Nunn, Nathan, and Raul Sanchez de la Sierra. Why Being Wrong can be Right: Magical Warfare Technologies and the Persistence of False Beliefs. No. w23207. National Bureau of Economic Research, 2017.
and I find it very interesting. Basically it is about why superstitions are good in certain cases. In this paper the author analyzes a case of a village in a Democratic Republic Congo. Namely, due to the unstable political situation there are lot of violence done by different military groups that regularly attack villages. To protect themselves people in some villages believe they can be made resistant to bullets by strictly following a special magical procedure. It's obviously false but in case someone dies they prescribe the fault to not following this special magical procedure.

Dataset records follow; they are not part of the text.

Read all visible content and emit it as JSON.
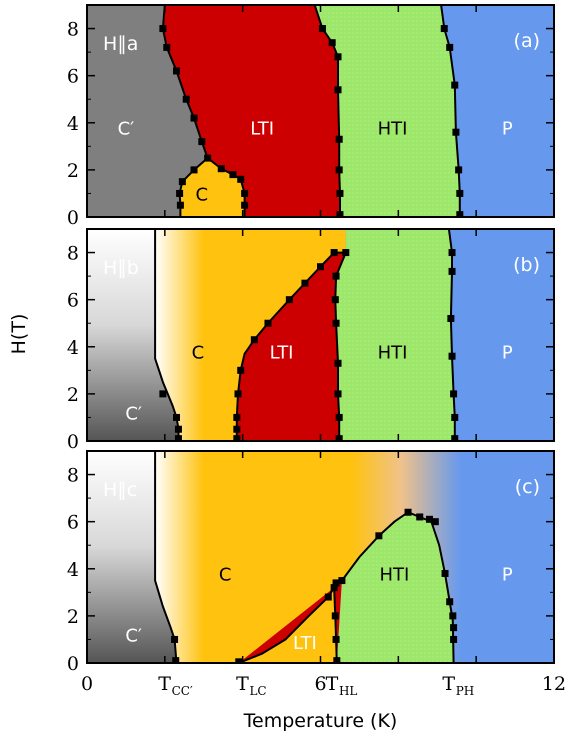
{
  "chart_data": {
    "type": "area",
    "title": "",
    "xlabel": "Temperature (K)",
    "ylabel": "H(T)",
    "xlim": [
      0,
      12
    ],
    "ylim": [
      0,
      9
    ],
    "x_tick_labels": [
      "0",
      "6",
      "12"
    ],
    "x_ticks": [
      0,
      6,
      12
    ],
    "transition_labels": [
      {
        "main": "T",
        "sub": "CC′",
        "x": 2.2
      },
      {
        "main": "T",
        "sub": "LC",
        "x": 4.2
      },
      {
        "main": "T",
        "sub": "HL",
        "x": 6.5
      },
      {
        "main": "T",
        "sub": "PH",
        "x": 9.5
      }
    ],
    "y_ticks": [
      0,
      2,
      4,
      6,
      8
    ],
    "y_tick_labels": [
      "0",
      "2",
      "4",
      "6",
      "8"
    ],
    "colors": {
      "C_prime": "#7f7f7f",
      "C": "#ffc20e",
      "LTI": "#cc0000",
      "HTI": "#9de86a",
      "P": "#6699ee",
      "marker": "#000000"
    },
    "panels": [
      {
        "id": "a",
        "panel_label": "(a)",
        "field_label": "H∥a",
        "phases": [
          {
            "name": "C′",
            "label_pos": [
              1.0,
              3.8
            ]
          },
          {
            "name": "C",
            "label_pos": [
              2.95,
              1.0
            ]
          },
          {
            "name": "LTI",
            "label_pos": [
              4.5,
              3.8
            ]
          },
          {
            "name": "HTI",
            "label_pos": [
              7.85,
              3.8
            ]
          },
          {
            "name": "P",
            "label_pos": [
              10.8,
              3.8
            ]
          }
        ],
        "boundaries": {
          "Cprime_LTI": [
            [
              2.0,
              9
            ],
            [
              1.95,
              8
            ],
            [
              2.05,
              7.2
            ],
            [
              2.3,
              6.2
            ],
            [
              2.55,
              5.0
            ],
            [
              2.75,
              4.2
            ],
            [
              2.95,
              3.2
            ],
            [
              3.1,
              2.5
            ]
          ],
          "Cprime_C": [
            [
              3.1,
              2.5
            ],
            [
              2.75,
              2.0
            ],
            [
              2.45,
              1.5
            ],
            [
              2.38,
              1.0
            ],
            [
              2.4,
              0.5
            ],
            [
              2.4,
              0
            ]
          ],
          "C_LTI": [
            [
              3.1,
              2.5
            ],
            [
              3.45,
              2.05
            ],
            [
              3.75,
              1.8
            ],
            [
              3.95,
              1.6
            ],
            [
              4.05,
              1.0
            ],
            [
              4.05,
              0.5
            ],
            [
              4.05,
              0
            ]
          ],
          "LTI_HTI": [
            [
              5.85,
              9
            ],
            [
              6.05,
              8.0
            ],
            [
              6.3,
              7.4
            ],
            [
              6.45,
              6.8
            ],
            [
              6.45,
              5.4
            ],
            [
              6.48,
              3.3
            ],
            [
              6.48,
              2.0
            ],
            [
              6.5,
              1.0
            ],
            [
              6.5,
              0
            ]
          ],
          "HTI_P": [
            [
              9.1,
              9
            ],
            [
              9.18,
              8.0
            ],
            [
              9.32,
              7.2
            ],
            [
              9.45,
              5.6
            ],
            [
              9.48,
              3.6
            ],
            [
              9.55,
              2.0
            ],
            [
              9.58,
              1.0
            ],
            [
              9.58,
              0
            ]
          ]
        },
        "markers": [
          [
            1.95,
            8
          ],
          [
            2.05,
            7.2
          ],
          [
            2.3,
            6.2
          ],
          [
            2.55,
            5.0
          ],
          [
            2.75,
            4.2
          ],
          [
            2.95,
            3.2
          ],
          [
            3.1,
            2.5
          ],
          [
            2.75,
            2.0
          ],
          [
            2.45,
            1.5
          ],
          [
            2.38,
            1.0
          ],
          [
            2.4,
            0.5
          ],
          [
            3.45,
            2.05
          ],
          [
            3.75,
            1.8
          ],
          [
            3.95,
            1.6
          ],
          [
            4.05,
            1.0
          ],
          [
            4.05,
            0.5
          ],
          [
            6.05,
            8.0
          ],
          [
            6.3,
            7.4
          ],
          [
            6.45,
            6.8
          ],
          [
            6.45,
            5.4
          ],
          [
            6.48,
            3.3
          ],
          [
            6.48,
            2.0
          ],
          [
            6.5,
            1.0
          ],
          [
            6.5,
            0.1
          ],
          [
            9.18,
            8.0
          ],
          [
            9.32,
            7.2
          ],
          [
            9.45,
            5.6
          ],
          [
            9.48,
            3.6
          ],
          [
            9.55,
            2.0
          ],
          [
            9.58,
            1.0
          ],
          [
            9.58,
            0.1
          ]
        ]
      },
      {
        "id": "b",
        "panel_label": "(b)",
        "field_label": "H∥b",
        "phases": [
          {
            "name": "C′",
            "label_pos": [
              1.2,
              1.2
            ]
          },
          {
            "name": "C",
            "label_pos": [
              2.85,
              3.8
            ]
          },
          {
            "name": "LTI",
            "label_pos": [
              5.0,
              3.8
            ]
          },
          {
            "name": "HTI",
            "label_pos": [
              7.85,
              3.8
            ]
          },
          {
            "name": "P",
            "label_pos": [
              10.8,
              3.8
            ]
          }
        ],
        "boundaries": {
          "Cprime_C": [
            [
              1.75,
              9
            ],
            [
              1.75,
              3.5
            ],
            [
              1.95,
              2.5
            ],
            [
              2.2,
              1.5
            ],
            [
              2.3,
              1.0
            ],
            [
              2.35,
              0.5
            ],
            [
              2.35,
              0
            ]
          ],
          "C_LTI": [
            [
              3.85,
              0
            ],
            [
              3.85,
              0.5
            ],
            [
              3.85,
              1.0
            ],
            [
              3.88,
              2.0
            ],
            [
              3.95,
              3.0
            ],
            [
              4.05,
              3.7
            ],
            [
              4.3,
              4.3
            ],
            [
              4.65,
              5.0
            ],
            [
              5.2,
              6.0
            ],
            [
              5.6,
              6.7
            ],
            [
              6.0,
              7.4
            ],
            [
              6.35,
              8.0
            ],
            [
              6.65,
              8.0
            ]
          ],
          "LTI_HTI": [
            [
              6.65,
              8.0
            ],
            [
              6.4,
              7.0
            ],
            [
              6.38,
              6.0
            ],
            [
              6.4,
              5.0
            ],
            [
              6.45,
              3.3
            ],
            [
              6.45,
              2.0
            ],
            [
              6.48,
              1.0
            ],
            [
              6.48,
              0
            ]
          ],
          "HTI_P": [
            [
              9.3,
              9
            ],
            [
              9.38,
              8.0
            ],
            [
              9.38,
              7.2
            ],
            [
              9.35,
              5.2
            ],
            [
              9.38,
              3.6
            ],
            [
              9.42,
              2.0
            ],
            [
              9.45,
              1.0
            ],
            [
              9.45,
              0
            ]
          ]
        },
        "markers": [
          [
            1.95,
            2.0
          ],
          [
            2.3,
            1.0
          ],
          [
            2.35,
            0.5
          ],
          [
            2.35,
            0.1
          ],
          [
            3.85,
            0.1
          ],
          [
            3.85,
            0.5
          ],
          [
            3.85,
            1.0
          ],
          [
            3.88,
            2.0
          ],
          [
            3.95,
            3.0
          ],
          [
            4.3,
            4.3
          ],
          [
            4.65,
            5.0
          ],
          [
            5.2,
            6.0
          ],
          [
            5.6,
            6.7
          ],
          [
            6.0,
            7.4
          ],
          [
            6.35,
            8.0
          ],
          [
            6.65,
            8.0
          ],
          [
            6.4,
            7.0
          ],
          [
            6.38,
            6.0
          ],
          [
            6.4,
            5.0
          ],
          [
            6.45,
            3.3
          ],
          [
            6.45,
            2.0
          ],
          [
            6.48,
            1.0
          ],
          [
            6.48,
            0.1
          ],
          [
            9.38,
            8.0
          ],
          [
            9.38,
            7.2
          ],
          [
            9.35,
            5.2
          ],
          [
            9.38,
            3.6
          ],
          [
            9.42,
            2.0
          ],
          [
            9.45,
            1.0
          ],
          [
            9.45,
            0.1
          ]
        ]
      },
      {
        "id": "c",
        "panel_label": "(c)",
        "field_label": "H∥c",
        "phases": [
          {
            "name": "C′",
            "label_pos": [
              1.2,
              1.2
            ]
          },
          {
            "name": "C",
            "label_pos": [
              3.55,
              3.8
            ]
          },
          {
            "name": "LTI",
            "label_pos": [
              5.6,
              0.9
            ]
          },
          {
            "name": "HTI",
            "label_pos": [
              7.9,
              3.8
            ]
          },
          {
            "name": "P",
            "label_pos": [
              10.8,
              3.8
            ]
          }
        ],
        "boundaries": {
          "Cprime_C": [
            [
              1.75,
              9
            ],
            [
              1.75,
              3.5
            ],
            [
              1.95,
              2.4
            ],
            [
              2.15,
              1.5
            ],
            [
              2.25,
              1.0
            ],
            [
              2.3,
              0
            ]
          ],
          "LTI_C": [
            [
              3.9,
              0
            ],
            [
              4.5,
              0.4
            ],
            [
              5.1,
              1.0
            ],
            [
              5.7,
              2.0
            ],
            [
              6.2,
              2.8
            ],
            [
              6.35,
              3.2
            ],
            [
              6.55,
              3.5
            ]
          ],
          "LTI_HTI": [
            [
              6.35,
              3.2
            ],
            [
              6.38,
              2.0
            ],
            [
              6.4,
              1.0
            ],
            [
              6.42,
              0
            ]
          ],
          "HTI_C": [
            [
              6.55,
              3.5
            ],
            [
              7.0,
              4.5
            ],
            [
              7.5,
              5.4
            ],
            [
              7.9,
              6.0
            ],
            [
              8.25,
              6.4
            ],
            [
              8.55,
              6.2
            ],
            [
              8.85,
              6.0
            ],
            [
              9.05,
              5.0
            ],
            [
              9.2,
              3.8
            ],
            [
              9.32,
              2.6
            ],
            [
              9.4,
              1.8
            ],
            [
              9.42,
              0
            ]
          ]
        },
        "markers": [
          [
            2.25,
            1.0
          ],
          [
            2.28,
            0.1
          ],
          [
            3.9,
            0.05
          ],
          [
            6.2,
            2.8
          ],
          [
            6.35,
            3.2
          ],
          [
            6.4,
            3.4
          ],
          [
            6.55,
            3.5
          ],
          [
            6.38,
            2.0
          ],
          [
            6.4,
            1.0
          ],
          [
            6.42,
            0.1
          ],
          [
            7.5,
            5.4
          ],
          [
            8.25,
            6.4
          ],
          [
            8.55,
            6.2
          ],
          [
            8.8,
            6.1
          ],
          [
            8.95,
            6.0
          ],
          [
            9.2,
            3.8
          ],
          [
            9.32,
            2.6
          ],
          [
            9.4,
            2.0
          ],
          [
            9.42,
            1.5
          ],
          [
            9.42,
            1.0
          ]
        ]
      }
    ]
  }
}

This sounds crazy, but the effect is interesting. While it hurts individuals, it helps the collective since more people are willing to engage in defending villages with the end result of having 2 years of peace in this specific village that was brought as an example.
The key is that the utility of individual increases by everyone contributing to defense, but decreases when individual invests more. This, in effect, means that everyone will not invest the best he can and thus the collective will suffer! The superstition encourages everyone to give the best they can thus helping the collective. This is brilliant!
This result provokes some thinking as to whether some superstitions that I find annoying are actually beneficial, like religion for example.